UNE VISITE DIFFICILE

Par Boris Kaïmakov, RIA Novosti
Le début du mois d'octobre aura été incontestablement une période très difficile pour Vladimir Poutine. L'assassinat sauvage d'Anna Politkovskaïa, journaliste sérieuse et opposante sérieuse du président, a provoqué un ouragan d'émotions négatives à travers le monde. Si l'on ajoute la visite qu'il s'apprêtait à effectuer en Allemagne, son pays de prédilection, il faut l'avouer, il n'était pas d'humeur à préparer des phrases protocolaires sur l'amitié et la compréhension entre les deux peuples. Ce que le président russe devait faire en premier lieu, outre un entretien avec Bush, c'est se prononcer sur cette tragédie. Difficile de dire pourquoi il ne l'a pas fait avant son départ pour Dresde. Le président n'est pas de fer, ce qui explique dans une certaine mesure sa retenue. En réagissant du tac au tac à l'assassinat, Poutine aurait été franchement hypocrite. Car Anna avait critiqué la politique de Poutine et l'homme Poutine.
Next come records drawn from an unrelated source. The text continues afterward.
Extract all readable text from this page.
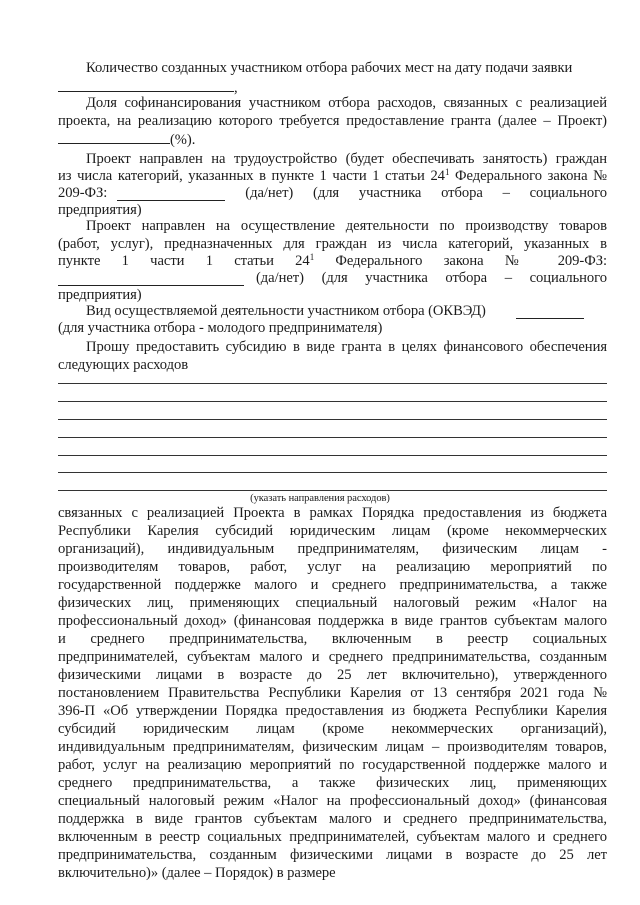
Количество созданных участником отбора рабочих мест на дату подачи заявки
,
Доля софинансирования участником отбора расходов, связанных с реализацией
проекта, на реализацию которого требуется предоставление гранта (далее – Проект)
(%).
Проект направлен на трудоустройство (будет обеспечивать занятость) граждан
из числа категорий, указанных в пункте 1 части 1 статьи $24^1$ Федерального закона №
209-ФЗ:	(да/нет) (для участника отбора – социального
предприятия)
Проект направлен на осуществление деятельности по производству товаров
(работ, услуг), предназначенных для граждан из числа категорий, указанных в
пункте 1 части 1 статьи $24^1$ Федерального закона № 209-ФЗ:
(да/нет) (для участника отбора – социального
предприятия)
Вид осуществляемой деятельности участником отбора (ОКВЭД)
(для участника отбора - молодого предпринимателя)
Прошу предоставить субсидию в виде гранта в целях финансового обеспечения
следующих расходов
(указать направления расходов)
связанных с реализацией Проекта в рамках Порядка предоставления из бюджета
Республики Карелия субсидий юридическим лицам (кроме некоммерческих
организаций), индивидуальным предпринимателям, физическим лицам -
производителям товаров, работ, услуг на реализацию мероприятий по
государственной поддержке малого и среднего предпринимательства, а также
физических лиц, применяющих специальный налоговый режим «Налог на
профессиональный доход» (финансовая поддержка в виде грантов субъектам малого
и среднего предпринимательства, включенным в реестр социальных
предпринимателей, субъектам малого и среднего предпринимательства, созданным
физическими лицами в возрасте до 25 лет включительно), утвержденного
постановлением Правительства Республики Карелия от 13 сентября 2021 года №
396-П «Об утверждении Порядка предоставления из бюджета Республики Карелия
субсидий юридическим лицам (кроме некоммерческих организаций),
индивидуальным предпринимателям, физическим лицам – производителям товаров,
работ, услуг на реализацию мероприятий по государственной поддержке малого и
среднего предпринимательства, а также физических лиц, применяющих
специальный налоговый режим «Налог на профессиональный доход» (финансовая
поддержка в виде грантов субъектам малого и среднего предпринимательства,
включенным в реестр социальных предпринимателей, субъектам малого и среднего
предпринимательства, созданным физическими лицами в возрасте до 25 лет
включительно)» (далее – Порядок) в размере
Ses propos prononcés à Dresde n'en ont eu que plus de poids. La question posée carrément par Angela Merkel n'y est pour rien. Les propos de Poutine prouvent qu'il les a couvés, qu'ils sont l'expression d'un bouleversement. Il aurait pu omettre certaines choses dans cette situation mais la fin de sa phrase ("c'est un crime abominable par sa cruauté") traduit quelque chose de personnel, voire une sorte de repentir.
Dresde a accueilli Poutine différemment: il y a eu des pancartes critiques, déjà traditionnelles, lui reprochant l'"oppression de la démocratie", mais aussi des salutations de bienvenue touchantes. La ville a été pour le futur président Poutine ce que Heidelberg fut pour le futur académicien russe Mikhaïl Lomonossov. A Heidelberg, on garde le souvenir du géant russe. A Dresde, on n'accroche pas encore de plaques sur les bancs où l'actuel président russe aimait à se reposer, mais dans la brasserie qu'il fréquentait, on ne l'a pas oublié. Ils sont nombreux, les clients qui ont pris une bière à la même table que le futur chef de l'Etat russe. Et les habitants de la ville en sont fiers.
Officiellement, la visite à Dresde et la rencontre avec Angela Merkel se sont déroulées dans le cadre du "Dialogue pétersbourgeois" dont l'initiative appartient à Vladimir Poutine et à Gerhard Schröder. Des rencontres de ce genre ne sont pas nombreuses dans le monde. Les rencontres russo-allemandes sont un forum particulier. Elles bénéficient du soutien intéressé des chefs des deux Etats et permettent de poser ouvertement les questions les plus importantes concernant les relations bilatérales et la politique mondiale.
Depuis deux ans environ le mot "gaz" est un terme clé des discussions russo-allemandes. Moscou a fait à Berlin une proposition qu'on ne rejette pas: prendre part à la construction d'une canalisation qui traverserait la mer Baltique pour aboutir directement en Allemagne, et devenir le principal centre de distribution de gaz en Europe occidentale. Poutine a brossé à Angela Merkel un tableau qui a coupé le souffle à l'assistance. Il a déclaré que l'Allemagne pourrait recevoir jusqu'à 90 milliards de m3 de gaz par an. Les observateurs estiment que si cette promesse se réalise, non seulement l'Europe occidentale sera dépendante de la Russie mais la Russie dépendra aussi automatiquement de l'Europe occidentale. Car une réputation de fournisseur fiable qui met des dizaines d'années à se former se perd facilement, comme l'ont montré les coupures de gaz à l'Ukraine en janvier dernier.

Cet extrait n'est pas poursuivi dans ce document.